Il problema dell’eredità vale dunque per entrambi i poli: anche per il testo e per il padre del testo, che deve, per così dire, accettare di entrare nella Storia come elemento che sarà rivisitato di continuo, e la cui realtà sarà retroattivamente costruita. Come ricorda Paul Ricoeur, il viaggio del testo – che acquista autonomia a opera chiusa, oppure, più tipicamente e compiutamente, dopo la scomparsa fisica del suo autore – è odissea chiamata a costituire, per il tramite del lettore, nuovi vocabolari del sentire e del pensare, nuove interpretazioni dell’esperienza, nuove basi su cui comporre, poetare, filosofare, essere.

E Umberto Eco sottolinea, nella Prefazione a Il Nome della Rosa, quanto “il testo sprigioni i suoi effetti” ben oltre la volontà cosciente o le intenzioni del suo autore, costituendosi come tessitura a connessioni interne offerte all’interpretazione e alla storia.

Effettivamente, qui è il punto di tangenza tra morte e vita, tra composizione e lascito, e interpretazione. 

Ora, senza minimamente presumere di concludere un discorso troppo profondo e qui solo appena aperto, chiudo l’articolo con una immagine che ci introduce al prossimo argomento. Siamo in Russia, gennaio 1943. Assedio di Leningrad. Tre anni. Un uomo di singolare prestanza e bellezza, straordinariamente ispirato, con un paio di guanti di lana che lasciano scoperte solo le dita, suona il pianoforte in Teatro – un teatro dismesso, bombardato, eppure ancora grandioso e abitato dallo spirito dell’arte.
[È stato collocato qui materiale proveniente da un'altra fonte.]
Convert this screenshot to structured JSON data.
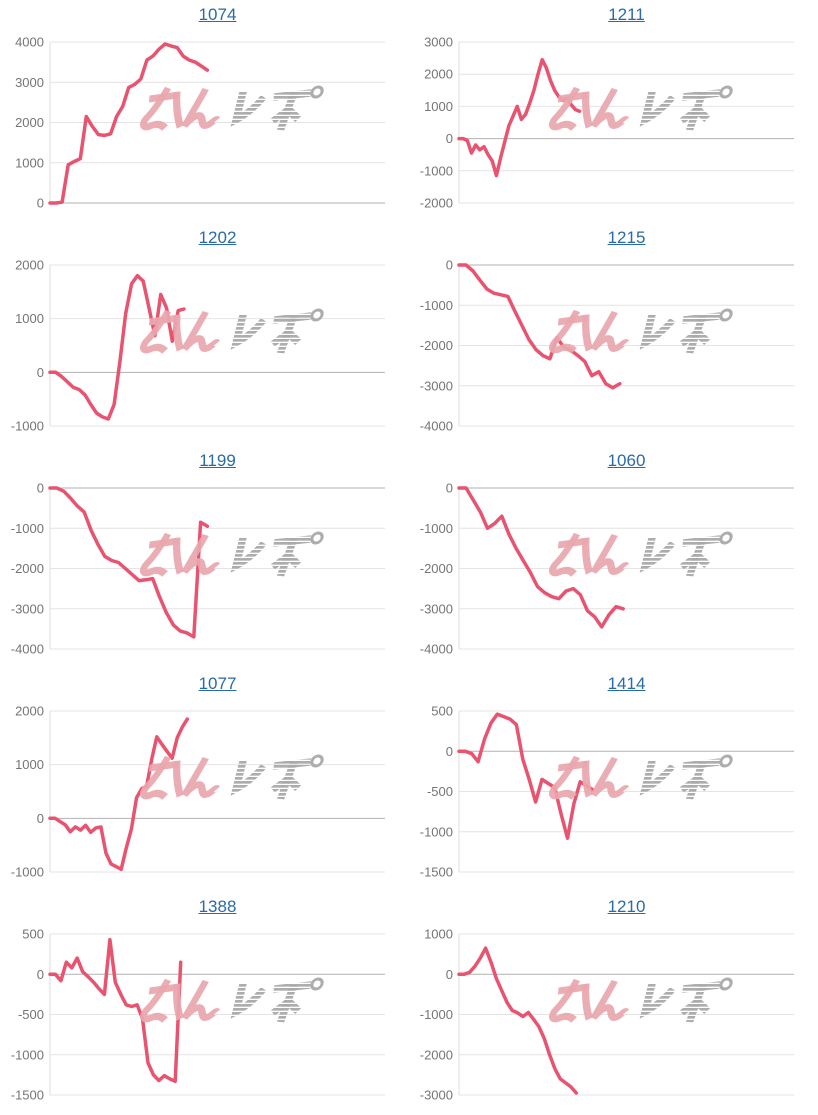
{
  "page": {
    "background": "#ffffff"
  },
  "style": {
    "line_color": "#e85470",
    "title_color": "#2a6aa9",
    "grid_color": "#e4e4e4",
    "zero_line_color": "#b2b2b2",
    "axis_line_color": "#dcdcdc",
    "tick_label_color": "#757575"
  },
  "watermark": {
    "text": "みんレポ",
    "text_pink": "みん",
    "text_gray": "レポ",
    "pink_color": "#e9a6ae",
    "gray_color": "#a9a9a9"
  },
  "chart_data": [
    {
      "type": "line",
      "title": "1074",
      "xlabel": "",
      "ylabel": "",
      "grid": true,
      "legend": false,
      "y_ticks": [
        4000,
        3000,
        2000,
        1000,
        0
      ],
      "ylim": [
        0,
        4000
      ],
      "x_fraction": 0.47,
      "values": [
        0,
        0,
        20,
        950,
        1030,
        1100,
        2150,
        1900,
        1700,
        1680,
        1720,
        2150,
        2400,
        2870,
        2950,
        3080,
        3550,
        3650,
        3820,
        3950,
        3900,
        3860,
        3650,
        3550,
        3500,
        3400,
        3300
      ]
    },
    {
      "type": "line",
      "title": "1211",
      "xlabel": "",
      "ylabel": "",
      "grid": true,
      "legend": false,
      "y_ticks": [
        3000,
        2000,
        1000,
        0,
        -1000,
        -2000
      ],
      "ylim": [
        -2000,
        3000
      ],
      "x_fraction": 0.36,
      "values": [
        0,
        0,
        -60,
        -450,
        -200,
        -350,
        -250,
        -500,
        -700,
        -1150,
        -600,
        -100,
        400,
        700,
        1000,
        600,
        750,
        1100,
        1500,
        2000,
        2450,
        2200,
        1800,
        1500,
        1300,
        1180,
        1250,
        1050,
        900,
        850
      ]
    },
    {
      "type": "line",
      "title": "1202",
      "xlabel": "",
      "ylabel": "",
      "grid": true,
      "legend": false,
      "y_ticks": [
        2000,
        1000,
        0,
        -1000
      ],
      "ylim": [
        -1000,
        2000
      ],
      "x_fraction": 0.4,
      "values": [
        0,
        0,
        -80,
        -180,
        -280,
        -320,
        -420,
        -600,
        -760,
        -830,
        -870,
        -600,
        200,
        1100,
        1650,
        1800,
        1700,
        1200,
        680,
        1450,
        1200,
        580,
        1150,
        1180
      ]
    },
    {
      "type": "line",
      "title": "1215",
      "xlabel": "",
      "ylabel": "",
      "grid": true,
      "legend": false,
      "y_ticks": [
        0,
        -1000,
        -2000,
        -3000,
        -4000
      ],
      "ylim": [
        -4000,
        0
      ],
      "x_fraction": 0.48,
      "values": [
        0,
        0,
        -150,
        -380,
        -600,
        -700,
        -740,
        -780,
        -1150,
        -1500,
        -1850,
        -2100,
        -2250,
        -2330,
        -1800,
        -2050,
        -2120,
        -2250,
        -2400,
        -2750,
        -2650,
        -2950,
        -3050,
        -2950
      ]
    },
    {
      "type": "line",
      "title": "1199",
      "xlabel": "",
      "ylabel": "",
      "grid": true,
      "legend": false,
      "y_ticks": [
        0,
        -1000,
        -2000,
        -3000,
        -4000
      ],
      "ylim": [
        -4000,
        0
      ],
      "x_fraction": 0.47,
      "values": [
        0,
        0,
        -80,
        -250,
        -450,
        -600,
        -1050,
        -1400,
        -1700,
        -1800,
        -1850,
        -2000,
        -2150,
        -2300,
        -2280,
        -2250,
        -2700,
        -3100,
        -3400,
        -3550,
        -3600,
        -3700,
        -850,
        -950
      ]
    },
    {
      "type": "line",
      "title": "1060",
      "xlabel": "",
      "ylabel": "",
      "grid": true,
      "legend": false,
      "y_ticks": [
        0,
        -1000,
        -2000,
        -3000,
        -4000
      ],
      "ylim": [
        -4000,
        0
      ],
      "x_fraction": 0.49,
      "values": [
        0,
        0,
        -300,
        -600,
        -1000,
        -880,
        -700,
        -1150,
        -1500,
        -1800,
        -2100,
        -2450,
        -2600,
        -2700,
        -2750,
        -2560,
        -2500,
        -2650,
        -3050,
        -3200,
        -3450,
        -3150,
        -2950,
        -3000
      ]
    },
    {
      "type": "line",
      "title": "1077",
      "xlabel": "",
      "ylabel": "",
      "grid": true,
      "legend": false,
      "y_ticks": [
        2000,
        1000,
        0,
        -1000
      ],
      "ylim": [
        -1000,
        2000
      ],
      "x_fraction": 0.41,
      "values": [
        0,
        0,
        -60,
        -120,
        -250,
        -160,
        -220,
        -130,
        -260,
        -180,
        -160,
        -650,
        -850,
        -900,
        -950,
        -550,
        -200,
        380,
        550,
        600,
        1100,
        1520,
        1380,
        1250,
        1120,
        1500,
        1700,
        1850
      ]
    },
    {
      "type": "line",
      "title": "1414",
      "xlabel": "",
      "ylabel": "",
      "grid": true,
      "legend": false,
      "y_ticks": [
        500,
        0,
        -500,
        -1000,
        -1500
      ],
      "ylim": [
        -1500,
        500
      ],
      "x_fraction": 0.4,
      "values": [
        0,
        0,
        -30,
        -130,
        150,
        350,
        460,
        430,
        400,
        330,
        -100,
        -350,
        -630,
        -350,
        -400,
        -450,
        -780,
        -1080,
        -650,
        -380,
        -430,
        -480
      ]
    },
    {
      "type": "line",
      "title": "1388",
      "xlabel": "",
      "ylabel": "",
      "grid": true,
      "legend": false,
      "y_ticks": [
        500,
        0,
        -500,
        -1000,
        -1500
      ],
      "ylim": [
        -1500,
        500
      ],
      "x_fraction": 0.39,
      "values": [
        0,
        0,
        -80,
        150,
        80,
        200,
        30,
        -30,
        -100,
        -180,
        -250,
        430,
        -100,
        -250,
        -380,
        -400,
        -380,
        -550,
        -1100,
        -1250,
        -1320,
        -1260,
        -1300,
        -1330,
        150
      ]
    },
    {
      "type": "line",
      "title": "1210",
      "xlabel": "",
      "ylabel": "",
      "grid": true,
      "legend": false,
      "y_ticks": [
        1000,
        0,
        -1000,
        -2000,
        -3000
      ],
      "ylim": [
        -3000,
        1000
      ],
      "x_fraction": 0.35,
      "values": [
        0,
        0,
        50,
        200,
        400,
        650,
        300,
        -100,
        -400,
        -700,
        -900,
        -960,
        -1050,
        -950,
        -1120,
        -1300,
        -1600,
        -2000,
        -2350,
        -2600,
        -2700,
        -2800,
        -2950
      ]
    }
  ]
}
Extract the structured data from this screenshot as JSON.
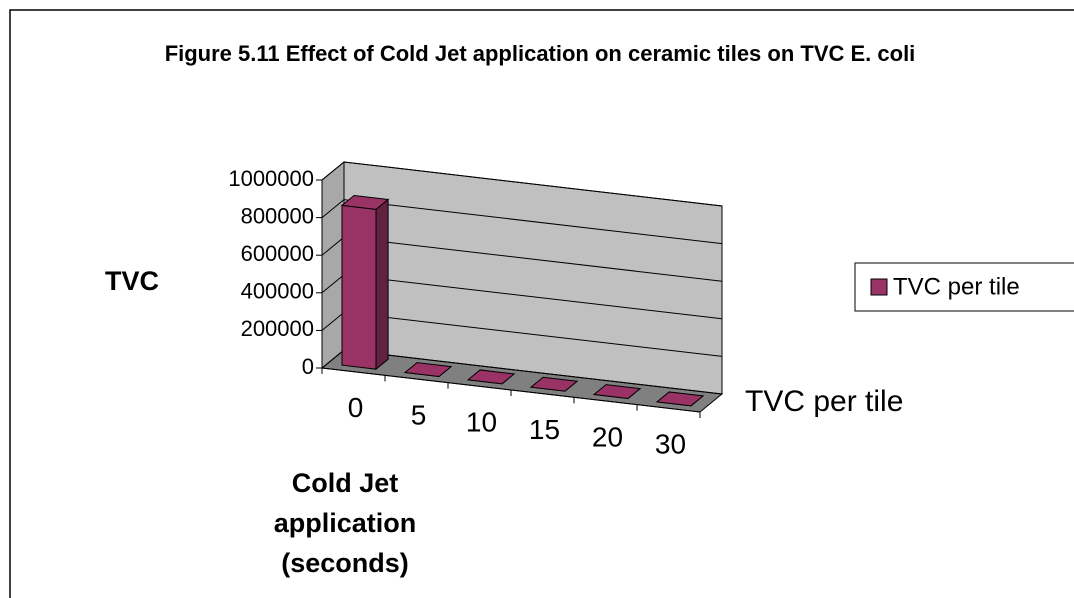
{
  "chart_data": {
    "type": "bar3d",
    "title": "Figure 5.11 Effect of Cold Jet application on ceramic tiles on TVC E. coli",
    "x_label": "Cold Jet application (seconds)",
    "y_label": "TVC",
    "categories": [
      0,
      5,
      10,
      15,
      20,
      30
    ],
    "series": [
      {
        "name": "TVC per tile",
        "color": "#993366",
        "values": [
          850000,
          0,
          0,
          0,
          0,
          0
        ]
      }
    ],
    "ylim": [
      0,
      1000000
    ],
    "yticks": [
      0,
      200000,
      400000,
      600000,
      800000,
      1000000
    ],
    "grid": true,
    "legend": "right"
  }
}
Nella sala, freddissima, non è solo: c’è, incredibilmente, il pubblico: una folla ondeggiante, crescente, varia, commossa, fatta soprattutto da donne, bambini e anziani, accorsa da case gelide e nascondigli improbabili, corre serissimi rischi pur di ricevere Cibo dell’anima, vita e speranza, cioè – nel codice russo – musica, arte, bellezza. Perché sono lì? Per compartecipare al Rito; per affermare che, dopotutto, se siamo qua a intrecciare ghirlande di ascolti, forse un domani è ancora possibile, e il mondo rifiorirà, e l’uomo parlerà ancora all’uomo, e il senso del vivere, in quel deserto di pericolo fame e morte, dopotutto è ancora salvo, e la vita non era solo un remoto e vano sogno… E’ il pianista Vladimir Sofronitzkij: pianista eccelso e uomo di sublime bontà d’animo. La musica è quella di Aleksandr Skrjabin: il filosofo-musicista-poeta protagonista della nostra prossima puntata: il suscitatore di mondi, il creatore orfico di una musica che redime, salva, trasfigura uomini e cose.